4. Joe Deane v Clare, Munster semi-final, Semple Stadium, 2003:
This one is ridiculously hard to find on the internet. You might have to resort to digging out an old DVD, but it is well worth it. This goal in Donal O’Grady’s first game in charge of Cork in 2003 essentially sparked this Cork team into life, with them reaching four All-Ireland finals in a row from 2003 to 2006, winning the middle two.
It arrived in the 13th minute of this resounding eleven point triumph, when Ben O'Connor ran menacingly at the heart of the Clare defence before flipping the ball up for Deane to hit a thunderous volley which sent the sliotar pinging back into play off the stanchion. The volley was so well struck that the officials had to consult before awarding what was a wonderful goal by the Killeagh wizard.
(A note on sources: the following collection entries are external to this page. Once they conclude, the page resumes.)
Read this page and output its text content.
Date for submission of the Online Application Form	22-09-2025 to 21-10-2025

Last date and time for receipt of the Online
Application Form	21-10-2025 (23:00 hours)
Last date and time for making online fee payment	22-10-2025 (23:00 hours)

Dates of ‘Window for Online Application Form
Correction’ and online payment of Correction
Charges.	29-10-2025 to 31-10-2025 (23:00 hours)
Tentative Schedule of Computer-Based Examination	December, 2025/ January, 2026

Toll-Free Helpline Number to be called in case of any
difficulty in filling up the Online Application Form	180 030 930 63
3. Tomás Mulcahy v Galway, All-Ireland final, Croke Park 1986:
This is just past the one hour and nine minute mark of the 1986 final footage on YouTube, and it remains one of the great All-Ireland final goals.
Mulcahy fields a long clearance from Tom Cashman over the head of imposing Galway wing-back Peter Finnerty on the 65, which was no mean feat in its own right, and then the Glen man set off on a searing run towards John Commins. The great Tony Keady and Conor Hayes couldn’t get near him and he flashed a wicked shot from the left edge of the square into the back of the Galway net to give Cork a crucial three-point lead a vital juncture of the game.
2. John Fenton v Limerick, Munster semi-final, Semple Stadium, 1987:
That goal! It came in a Munster Semi-final replay against Limerick and it one of the most wonderful pieces of hurling artistry of all time, and what makes it the more special is the fact that it would not be scored in the modern game, as today any hurler in Fenton’s position would be expected to pick it up and slot it over the bar.
Fenton’s first touch as he runs onto the ball opens up the opportunity, allowing time to survey Tommy Quaid’s net in the distance. He then contorts his body wonderfully to ensure every ounce of strength in his body gets released into the shot. The Midleton maestro ends up with both feet off the ground, such is the power of his ground stroke.
Some might argue that Tommy Quaid should never have beaten from 45 yards out, but in fairness, it was a rocket, right into the top corner.
1. Jimmy Barry-Murphy v Galway, All-Ireland semi-final, Croke Park, 1983:
It is to the late Michael O’Hehir’s great credit that he saw this goal immediately, because most people watching didn’t. Even when viewed in slow motion some folk are still uncertain as to whether Jimmy Barry-Murphy made contact.
Dermot McCurtain feeds John Fenton in the centre of the pitch, and Fenton quickly snaps a driven low ball directly towards the Galway goal. As the ball whizzes past Jimmy Barry-Murphy and his marker Conor Hayes you merely see a blur of movement, but the ball takes on speed and takes a slight change in direction.
The slow motion picture proves your eyes were not deceiving you, as JBM somehow pulled on the ball in mid-air, in otherworldly fashion, to send it to the back of the net.
O’Hehir immediately proclaimed it “one of the greatest goals of all time”. He wasn’t wrong.